The Edmonton zone saw a significant rise in active cases in Saturday’s update. That zone now has 76 active cases, compared to 57 Friday.
The Edmonton zone’s recovered cases are now at 505, with one more recorded recovery than the day before. So far, 13 people in the Edmonton zone have died from the virus.
The Calgary zone now has 223 active cases, compared to 238 the day before. There have been 4,606 recoveries, which amounts to a gain of 30 recoveries since Friday. There have been a total of 107 deaths in the Calgary zone.
In other parts of the province, active cases now sit at: 18 in the South zone, 17 in the North zone, zero in the Central zone and two cases in an unknown zone.

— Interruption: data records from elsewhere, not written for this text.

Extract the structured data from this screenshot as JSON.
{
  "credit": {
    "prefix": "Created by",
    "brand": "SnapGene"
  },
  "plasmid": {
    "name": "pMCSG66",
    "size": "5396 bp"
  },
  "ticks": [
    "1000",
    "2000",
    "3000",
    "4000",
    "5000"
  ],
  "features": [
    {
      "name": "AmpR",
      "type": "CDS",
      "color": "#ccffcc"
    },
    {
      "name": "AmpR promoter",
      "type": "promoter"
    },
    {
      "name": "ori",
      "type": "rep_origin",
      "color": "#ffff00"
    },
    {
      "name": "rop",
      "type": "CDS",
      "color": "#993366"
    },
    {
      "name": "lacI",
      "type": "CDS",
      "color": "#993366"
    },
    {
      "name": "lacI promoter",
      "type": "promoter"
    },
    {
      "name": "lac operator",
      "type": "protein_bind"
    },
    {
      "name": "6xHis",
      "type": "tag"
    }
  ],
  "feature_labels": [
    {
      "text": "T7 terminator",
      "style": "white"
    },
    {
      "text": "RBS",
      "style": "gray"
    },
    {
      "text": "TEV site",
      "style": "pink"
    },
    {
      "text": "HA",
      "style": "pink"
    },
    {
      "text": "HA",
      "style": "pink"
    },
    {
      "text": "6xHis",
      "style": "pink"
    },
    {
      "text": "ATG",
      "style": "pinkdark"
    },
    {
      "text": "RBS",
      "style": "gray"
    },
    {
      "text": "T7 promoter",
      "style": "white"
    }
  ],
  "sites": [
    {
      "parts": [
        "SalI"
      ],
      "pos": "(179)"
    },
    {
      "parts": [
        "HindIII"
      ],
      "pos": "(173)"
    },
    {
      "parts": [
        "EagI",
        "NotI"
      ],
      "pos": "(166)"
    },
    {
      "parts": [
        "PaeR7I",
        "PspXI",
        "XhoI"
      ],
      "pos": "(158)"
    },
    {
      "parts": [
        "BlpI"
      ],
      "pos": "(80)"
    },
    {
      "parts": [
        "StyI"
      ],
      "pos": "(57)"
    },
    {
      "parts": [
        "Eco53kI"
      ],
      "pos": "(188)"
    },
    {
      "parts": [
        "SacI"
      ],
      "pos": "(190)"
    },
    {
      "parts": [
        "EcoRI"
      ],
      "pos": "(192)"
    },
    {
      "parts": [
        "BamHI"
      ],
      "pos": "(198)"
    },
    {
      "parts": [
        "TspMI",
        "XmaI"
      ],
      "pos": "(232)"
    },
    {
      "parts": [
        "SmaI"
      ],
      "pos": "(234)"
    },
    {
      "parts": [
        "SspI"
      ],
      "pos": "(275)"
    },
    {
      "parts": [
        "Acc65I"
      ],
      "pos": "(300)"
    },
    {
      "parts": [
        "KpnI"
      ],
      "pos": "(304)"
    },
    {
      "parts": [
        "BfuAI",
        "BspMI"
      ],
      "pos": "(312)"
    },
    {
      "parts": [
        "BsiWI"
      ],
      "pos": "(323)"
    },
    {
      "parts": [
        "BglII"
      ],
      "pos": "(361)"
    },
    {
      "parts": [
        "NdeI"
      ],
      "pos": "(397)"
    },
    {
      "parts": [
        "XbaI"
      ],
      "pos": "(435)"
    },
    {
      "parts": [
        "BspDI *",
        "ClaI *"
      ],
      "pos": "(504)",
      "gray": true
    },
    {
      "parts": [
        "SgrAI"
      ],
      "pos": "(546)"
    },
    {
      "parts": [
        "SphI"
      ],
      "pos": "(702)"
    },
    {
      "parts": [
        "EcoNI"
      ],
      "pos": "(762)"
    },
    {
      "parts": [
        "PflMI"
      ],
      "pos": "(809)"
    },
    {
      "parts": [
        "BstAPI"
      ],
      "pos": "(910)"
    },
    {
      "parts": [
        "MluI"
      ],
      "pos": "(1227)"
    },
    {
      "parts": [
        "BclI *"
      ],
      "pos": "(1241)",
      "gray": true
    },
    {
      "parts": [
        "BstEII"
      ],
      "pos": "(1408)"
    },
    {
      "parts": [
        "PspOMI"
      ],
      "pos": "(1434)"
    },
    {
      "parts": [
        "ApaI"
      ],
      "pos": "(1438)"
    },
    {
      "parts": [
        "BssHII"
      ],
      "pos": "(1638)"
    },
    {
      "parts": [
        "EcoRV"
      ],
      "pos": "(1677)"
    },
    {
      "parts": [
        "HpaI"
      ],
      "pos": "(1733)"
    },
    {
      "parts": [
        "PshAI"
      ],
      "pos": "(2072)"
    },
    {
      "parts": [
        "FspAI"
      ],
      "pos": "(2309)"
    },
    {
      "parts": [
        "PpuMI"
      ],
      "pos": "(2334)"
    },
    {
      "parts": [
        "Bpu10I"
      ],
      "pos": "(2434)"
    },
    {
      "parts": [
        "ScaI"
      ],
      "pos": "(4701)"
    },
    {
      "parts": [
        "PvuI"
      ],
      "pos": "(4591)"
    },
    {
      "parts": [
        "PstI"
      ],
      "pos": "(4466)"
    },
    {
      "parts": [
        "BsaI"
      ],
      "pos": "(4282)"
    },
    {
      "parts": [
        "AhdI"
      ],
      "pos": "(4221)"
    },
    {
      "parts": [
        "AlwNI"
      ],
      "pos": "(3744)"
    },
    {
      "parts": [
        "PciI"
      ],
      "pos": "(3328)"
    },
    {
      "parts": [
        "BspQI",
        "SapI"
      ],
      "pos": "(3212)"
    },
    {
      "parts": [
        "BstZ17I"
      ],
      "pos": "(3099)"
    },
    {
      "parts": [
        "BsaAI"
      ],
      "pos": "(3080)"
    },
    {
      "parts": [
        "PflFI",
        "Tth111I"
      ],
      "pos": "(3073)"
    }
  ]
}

There are 29 active cases and 688 recovered cases at continuing care facilities; 112 residents have died, Alberta Health said.
The number of hospitalized Albertans remained unchanged since Friday, with 44 people in hospital and six of them in intensive care.
The province will not be providing an additional numbers update until Monday.
Alberta launches biorepository for COVID-19 samples
The province announced Friday that it had launched a biorepository program that will collect and store COVID-19 samples in special refrigeration equipment at two hubs: one at the University of Alberta and another at the University of Calgary.
The samples will be used in studies being led by Alberta scientists that focus on a variety of subjects, including drugs, antibody testing and genome sequencing.
The storage system has no risk to public health, according to the Alberta government.
“Research in how to test for, treat and prevent COVID-19 is essential to our healthy future,” said Alberta Health Minister Tyler Shandro in a news release Friday.
“I commend all the partners on collaborating to make this happen and I assure all Albertans that the biorepository poses no risk to public health.”
The project cost $300,000 and was built through a partnership between Calgary Health Trust, University Hospital Foundation, Alberta Cancer Foundation, Stollery Children’s Hospital Foundation, Alberta Children’s Hospital Foundation and the Royal Alexandra Hospital Foundation.
Alberta Health Services and Alberta Precision Laboratories will fund operations and maintenance.